Voltando a Cannes e às lágrimas da jornalista, porque a realidade e a ficção trocaram de lugar... “Eu estava chateada com ele” — ele, o realizador, Miguel Gomes. “É que nunca pensei que fosse tão longe. ‘A mim só me apetecia insultar-te’” — disse-lhe. “Não estava à espera que chegasse tão próximo do que realmente aconteceu, até os actores estavam próximos daquilo que imagino que eles [o casal] eram” — a música dos anos 80 conferia. “Ele é demasiado rápido, o Miguel, a apanhar, a ler as pessoas, a interpretar o que as pessoas estão a pensar.”

Se foi demasiado para a jornalista, antes tinha sido demasiado para o realizador: “Fui à rodagem de Santo António dos Cavaleiros num dia, apenas para falar com alguém que tinha sido próximo do casal. Estive pouco tempo no prédio, mas às tantas comecei a contar ao Miguel as conversas, coisas que me tinham dito, e o Miguel... ‘Pára, isso é demasiado para mim’. É que às vezes é preciso ficcionarmos para as coisas serem credíveis.”

Em tempo real
Maria José Oliveira, Rita Ferreira e João de Almeida Dias foram os jornalistas que durante um ano alimentaram, com as histórias que liam em jornais e blogues ou viam na televisão, a vontade de ficção do Comité Central, Mariana Ricardo, Telmo Churro e Miguel Gomes, argumentistas que aguardavam do outro lado da parede e da porta. Havia o “corta-e-cola” em dossiers, o ritual de entrega, à sexta-feira, “de uma lista de acontecimentos e temas” a propor. À segunda-feira esperava-os, aos jornalistas, a mesma lista, agora com as prioridades de investigação hierarquizadas de acordo com o apetite do Comité Central. “Apesar de inicialmente sentirmos que estávamos a trabalhar no escuro, sem saber bem o que pretendiam os argumentistas e o realizador, ao longo dos meses de trabalho percebemos que a nossa função era dar-lhes matéria-prima para eles a trabalharem como quisessem.” E começaram a perceber, aliás, “a apetência” dos argumentistas por histórias com animais — o cão, os pássaros, o galo... “Na sala onde os argumentistas trabalhavam existia um quadro enorme onde eles iam escrevendo, em cores diferentes, os temas que queriam ver investigados, os episódios a filmar, aqueles que já estavam filmados, as histórias que seriam encadeadas, etc.”

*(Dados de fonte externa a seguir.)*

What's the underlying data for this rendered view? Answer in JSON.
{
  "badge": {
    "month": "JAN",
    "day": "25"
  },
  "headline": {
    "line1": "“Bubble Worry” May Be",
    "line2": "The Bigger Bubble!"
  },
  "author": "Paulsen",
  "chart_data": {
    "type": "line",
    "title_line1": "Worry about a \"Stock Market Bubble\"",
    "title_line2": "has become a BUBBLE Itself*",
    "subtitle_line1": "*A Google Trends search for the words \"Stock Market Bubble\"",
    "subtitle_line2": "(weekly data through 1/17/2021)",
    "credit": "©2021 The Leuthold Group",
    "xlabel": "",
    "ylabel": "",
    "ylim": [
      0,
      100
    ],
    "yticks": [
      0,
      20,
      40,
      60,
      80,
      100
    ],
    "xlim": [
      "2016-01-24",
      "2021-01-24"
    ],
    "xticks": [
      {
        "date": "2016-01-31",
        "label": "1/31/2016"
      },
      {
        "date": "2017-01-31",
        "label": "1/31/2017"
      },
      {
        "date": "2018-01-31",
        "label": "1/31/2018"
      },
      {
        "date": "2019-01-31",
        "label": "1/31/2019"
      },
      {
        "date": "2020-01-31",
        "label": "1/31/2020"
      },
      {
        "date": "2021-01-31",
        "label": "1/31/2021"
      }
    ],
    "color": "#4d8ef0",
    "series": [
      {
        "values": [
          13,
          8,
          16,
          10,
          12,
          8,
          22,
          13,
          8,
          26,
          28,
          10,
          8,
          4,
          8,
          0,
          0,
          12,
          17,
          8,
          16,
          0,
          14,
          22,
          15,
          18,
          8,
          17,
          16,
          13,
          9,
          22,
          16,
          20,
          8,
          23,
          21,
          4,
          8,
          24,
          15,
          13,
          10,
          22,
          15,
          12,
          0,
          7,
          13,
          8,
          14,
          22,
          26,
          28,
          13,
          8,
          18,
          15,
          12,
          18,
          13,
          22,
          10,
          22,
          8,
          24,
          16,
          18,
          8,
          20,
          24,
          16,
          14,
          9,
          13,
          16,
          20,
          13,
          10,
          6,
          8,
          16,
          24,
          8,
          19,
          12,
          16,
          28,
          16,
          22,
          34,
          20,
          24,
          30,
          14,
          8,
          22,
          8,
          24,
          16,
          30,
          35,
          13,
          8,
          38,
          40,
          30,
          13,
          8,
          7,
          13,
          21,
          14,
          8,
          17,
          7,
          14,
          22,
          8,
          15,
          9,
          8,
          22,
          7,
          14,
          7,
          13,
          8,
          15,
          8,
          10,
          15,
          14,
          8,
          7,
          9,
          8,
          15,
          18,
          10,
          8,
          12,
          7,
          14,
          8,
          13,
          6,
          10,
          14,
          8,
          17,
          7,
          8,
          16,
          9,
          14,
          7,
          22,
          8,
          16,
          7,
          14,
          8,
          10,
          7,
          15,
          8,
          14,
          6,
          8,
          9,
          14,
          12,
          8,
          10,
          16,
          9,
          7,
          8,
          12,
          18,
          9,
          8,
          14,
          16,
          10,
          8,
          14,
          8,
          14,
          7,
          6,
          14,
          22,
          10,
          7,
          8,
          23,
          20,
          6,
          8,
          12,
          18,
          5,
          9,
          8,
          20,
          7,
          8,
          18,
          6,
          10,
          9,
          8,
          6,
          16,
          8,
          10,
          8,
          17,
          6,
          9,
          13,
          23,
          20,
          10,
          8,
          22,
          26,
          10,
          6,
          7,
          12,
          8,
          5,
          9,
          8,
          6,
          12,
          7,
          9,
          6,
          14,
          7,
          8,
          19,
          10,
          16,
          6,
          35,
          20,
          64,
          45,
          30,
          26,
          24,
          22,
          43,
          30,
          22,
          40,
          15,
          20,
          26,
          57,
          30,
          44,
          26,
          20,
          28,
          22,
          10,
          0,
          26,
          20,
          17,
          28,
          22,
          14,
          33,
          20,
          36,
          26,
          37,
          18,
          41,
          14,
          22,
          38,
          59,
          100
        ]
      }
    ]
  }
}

Mas o método não era rígido. Até porque “poucas coisas foram previsíveis no projecto”: “Trabalhávamos em tempo real, as coisas estavam a acontecer (ou tinham acontecido há pouco tempo) e os jornalistas iam para o terreno, algumas vezes com a equipa de filmagem.” O tráfego entre a realidade, que abastecia uma sala, e a ficção, que nascia ao lado, podia fazer-se também através de conversas, com o Comité Central a tomar notas. Uma breve num jornal a contar que uma juíza chorara a ler uma sentença, fez nascer a personagem de Luísa Cruz — tudo depois confirmado ao telefone — e o espectáculo de catarse popular, com caretos e tudo, de um Acto português sobre a cadeia de culpa, miséria e corrupção (segundo volume). Uma série de conversas em off com fontes, ouvidas por Maria José e Rita Ferreira, encheram os detalhes do episódio da troika, Os Homens de Pau Feito (primeiro volume). Mas outra das pièces de résistance, a aventura dos passarinheiros (terceiro), não começou em jornal algum.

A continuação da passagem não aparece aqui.